A few interesting quotes from a research note titled ‘Capitalism takes a sabbatical’ by arch pessimist David Rosenberg, head of economics at Merrill Lynch:
…. It must be noted that what the government is doing today with (TARP) is much bigger and more complex than RTC was back in 1989. What Mr. Paulson wants to establish is a “good bank, bad bank” much like RTC, but RTC sold off assets from banks that had folded, not assets from the living zombies. The assets sold in the open market were not opaque CDO’s but “real” stuff like buildings, cars, planes and art. This time around, banks are going to be forced to mark down their assets to market values – and the government is about to set up a process to discover what those prices are. Estimating the total losses was far less complicated back then. And it was a regional problem, not a national or even global dilemma. What Paulson is really doing is digging into the 1930s playbook – the Federal Reconstruction Finance Corporation; as well at the Home Owner Loan Corporation (since the Democrats are very likely going to want to modify the mortgages they end up taking into the government’s books to avoid a further uptrend in foreclosures).

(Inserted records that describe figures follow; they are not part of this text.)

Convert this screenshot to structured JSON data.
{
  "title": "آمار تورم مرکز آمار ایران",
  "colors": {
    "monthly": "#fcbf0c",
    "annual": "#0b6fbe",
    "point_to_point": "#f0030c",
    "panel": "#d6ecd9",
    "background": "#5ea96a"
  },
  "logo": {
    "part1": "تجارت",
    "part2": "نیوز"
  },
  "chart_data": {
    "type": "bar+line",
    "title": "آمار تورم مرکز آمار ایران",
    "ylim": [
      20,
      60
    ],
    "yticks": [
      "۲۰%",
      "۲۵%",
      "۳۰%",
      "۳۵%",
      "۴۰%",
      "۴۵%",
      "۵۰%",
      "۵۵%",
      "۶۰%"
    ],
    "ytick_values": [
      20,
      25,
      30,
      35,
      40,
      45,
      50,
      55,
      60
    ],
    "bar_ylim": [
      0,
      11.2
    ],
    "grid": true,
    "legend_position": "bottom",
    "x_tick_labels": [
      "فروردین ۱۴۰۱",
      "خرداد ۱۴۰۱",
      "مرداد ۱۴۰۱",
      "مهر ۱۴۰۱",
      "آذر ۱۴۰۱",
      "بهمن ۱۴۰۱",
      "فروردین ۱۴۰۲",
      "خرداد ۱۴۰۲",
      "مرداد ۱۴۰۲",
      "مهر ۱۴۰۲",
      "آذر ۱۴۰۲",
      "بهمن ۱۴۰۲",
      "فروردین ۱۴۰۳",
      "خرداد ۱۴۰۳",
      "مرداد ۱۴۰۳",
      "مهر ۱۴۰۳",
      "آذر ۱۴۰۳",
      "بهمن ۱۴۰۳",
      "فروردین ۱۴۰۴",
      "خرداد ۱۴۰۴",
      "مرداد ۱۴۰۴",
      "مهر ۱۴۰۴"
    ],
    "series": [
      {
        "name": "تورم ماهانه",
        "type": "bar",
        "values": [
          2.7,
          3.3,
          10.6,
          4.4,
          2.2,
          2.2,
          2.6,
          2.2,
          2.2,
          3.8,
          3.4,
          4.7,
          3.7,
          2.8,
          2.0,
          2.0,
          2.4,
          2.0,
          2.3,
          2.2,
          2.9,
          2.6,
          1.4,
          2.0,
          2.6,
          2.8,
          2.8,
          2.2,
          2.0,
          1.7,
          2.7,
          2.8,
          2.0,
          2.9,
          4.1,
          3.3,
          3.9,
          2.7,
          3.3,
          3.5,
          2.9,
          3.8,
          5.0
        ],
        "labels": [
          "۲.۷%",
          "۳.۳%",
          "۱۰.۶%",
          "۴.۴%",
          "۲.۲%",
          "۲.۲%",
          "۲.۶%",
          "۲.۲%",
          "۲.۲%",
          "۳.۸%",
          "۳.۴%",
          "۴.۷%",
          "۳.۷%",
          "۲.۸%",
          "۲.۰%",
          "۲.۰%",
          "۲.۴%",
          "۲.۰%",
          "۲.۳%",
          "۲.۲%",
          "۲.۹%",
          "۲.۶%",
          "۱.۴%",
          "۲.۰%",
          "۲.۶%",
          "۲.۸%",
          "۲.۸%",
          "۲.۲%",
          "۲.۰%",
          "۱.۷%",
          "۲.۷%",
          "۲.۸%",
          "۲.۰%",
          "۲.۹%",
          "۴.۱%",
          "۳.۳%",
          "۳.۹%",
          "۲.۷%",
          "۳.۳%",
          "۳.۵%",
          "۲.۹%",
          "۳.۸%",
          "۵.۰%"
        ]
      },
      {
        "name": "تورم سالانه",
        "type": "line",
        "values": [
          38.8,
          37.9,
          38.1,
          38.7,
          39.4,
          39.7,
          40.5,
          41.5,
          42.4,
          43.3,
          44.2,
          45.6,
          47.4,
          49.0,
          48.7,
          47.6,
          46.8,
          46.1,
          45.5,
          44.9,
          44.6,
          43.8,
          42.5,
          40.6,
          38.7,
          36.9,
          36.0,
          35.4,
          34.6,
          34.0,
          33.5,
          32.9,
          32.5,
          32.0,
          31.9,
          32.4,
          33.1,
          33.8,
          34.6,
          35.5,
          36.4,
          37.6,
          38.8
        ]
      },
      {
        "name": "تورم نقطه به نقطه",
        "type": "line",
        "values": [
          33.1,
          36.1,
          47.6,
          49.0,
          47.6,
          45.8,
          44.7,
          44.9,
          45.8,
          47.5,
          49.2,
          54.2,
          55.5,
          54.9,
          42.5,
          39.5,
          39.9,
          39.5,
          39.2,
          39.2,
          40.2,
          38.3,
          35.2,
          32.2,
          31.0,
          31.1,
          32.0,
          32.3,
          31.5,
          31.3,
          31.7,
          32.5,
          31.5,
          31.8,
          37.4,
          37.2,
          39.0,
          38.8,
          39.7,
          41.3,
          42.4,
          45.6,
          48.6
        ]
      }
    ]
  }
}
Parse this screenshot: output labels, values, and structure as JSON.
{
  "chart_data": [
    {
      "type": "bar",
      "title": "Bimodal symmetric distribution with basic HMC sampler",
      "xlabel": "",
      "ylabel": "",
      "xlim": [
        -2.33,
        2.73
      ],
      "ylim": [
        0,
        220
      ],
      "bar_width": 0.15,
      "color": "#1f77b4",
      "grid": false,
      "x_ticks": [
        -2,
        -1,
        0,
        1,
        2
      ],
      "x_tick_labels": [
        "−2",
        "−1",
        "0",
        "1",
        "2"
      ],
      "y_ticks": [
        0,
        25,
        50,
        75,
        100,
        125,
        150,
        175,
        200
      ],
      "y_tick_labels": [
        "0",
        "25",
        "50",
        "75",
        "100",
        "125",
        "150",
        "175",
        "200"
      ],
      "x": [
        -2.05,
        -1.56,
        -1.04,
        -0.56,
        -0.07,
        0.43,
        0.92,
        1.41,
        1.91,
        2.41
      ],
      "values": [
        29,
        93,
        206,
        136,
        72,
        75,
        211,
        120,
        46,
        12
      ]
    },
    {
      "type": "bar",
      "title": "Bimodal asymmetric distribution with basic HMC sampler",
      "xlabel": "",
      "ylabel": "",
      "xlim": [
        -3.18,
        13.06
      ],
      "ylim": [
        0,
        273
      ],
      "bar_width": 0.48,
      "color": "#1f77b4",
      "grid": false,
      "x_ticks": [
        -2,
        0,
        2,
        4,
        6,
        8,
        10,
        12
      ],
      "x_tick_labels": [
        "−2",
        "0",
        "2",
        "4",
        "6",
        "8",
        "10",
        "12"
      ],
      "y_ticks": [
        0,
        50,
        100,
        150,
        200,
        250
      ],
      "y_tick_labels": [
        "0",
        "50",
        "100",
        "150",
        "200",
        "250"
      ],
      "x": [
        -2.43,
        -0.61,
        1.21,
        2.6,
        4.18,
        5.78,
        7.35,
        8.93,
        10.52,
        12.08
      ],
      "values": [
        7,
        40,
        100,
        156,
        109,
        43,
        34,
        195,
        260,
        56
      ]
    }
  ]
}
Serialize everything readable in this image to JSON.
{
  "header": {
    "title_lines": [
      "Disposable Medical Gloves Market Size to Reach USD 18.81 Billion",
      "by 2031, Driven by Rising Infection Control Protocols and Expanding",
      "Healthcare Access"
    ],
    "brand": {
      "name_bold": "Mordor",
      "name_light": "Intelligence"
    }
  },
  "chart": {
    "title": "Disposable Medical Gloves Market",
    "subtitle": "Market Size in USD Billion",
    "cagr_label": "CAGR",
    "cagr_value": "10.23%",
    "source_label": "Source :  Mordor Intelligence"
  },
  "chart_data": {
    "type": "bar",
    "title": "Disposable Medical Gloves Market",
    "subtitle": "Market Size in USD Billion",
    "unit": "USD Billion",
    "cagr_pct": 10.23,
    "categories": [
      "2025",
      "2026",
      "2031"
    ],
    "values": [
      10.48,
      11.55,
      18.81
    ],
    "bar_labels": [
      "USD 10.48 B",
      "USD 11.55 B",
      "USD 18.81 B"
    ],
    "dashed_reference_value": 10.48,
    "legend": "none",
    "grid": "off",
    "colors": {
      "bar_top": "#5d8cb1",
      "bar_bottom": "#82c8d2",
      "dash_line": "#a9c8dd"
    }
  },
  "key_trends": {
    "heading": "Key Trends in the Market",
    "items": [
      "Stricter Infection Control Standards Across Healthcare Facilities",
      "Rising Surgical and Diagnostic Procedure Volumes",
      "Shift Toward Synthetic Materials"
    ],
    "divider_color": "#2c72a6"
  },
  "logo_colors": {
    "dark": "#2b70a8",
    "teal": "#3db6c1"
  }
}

… The elusive bottom Keep in mind, for all the bottom pickers out there, that after the RTC was established in 1989 it took a year for the stock market to bottom, two years for the economy to bottom, and three years for the housing market to bottom. And recall that after the FSA in Japan was unveiled in 1997 the stock market didn’t bottom for another five years and it’s an open question as whether the economy ever did manage to stage a sustainable recovery. In the Swedish case of the early 1990s, even with an effective government solution, the process of extinguishing the bad debts via government intervention was painful – the equity market incurred a 28-month long bear market that saw Sweden’s major index decline 45% from peak to trough and the economy undergo a 20-month recession that saw domestic demand contract by 2-1/2%.
… Once we get through this upcoming period of consolidation and insolvency of the weak banks, the industry is going to come under greater regulatory oversight which will constrain leverage, off-balance sheet activities and future earnings growth. And, of course, we have history to tell us that what led the market down in the bear phase – in this case, financials and consumer cyclicals – never go on to lead in the next bull market.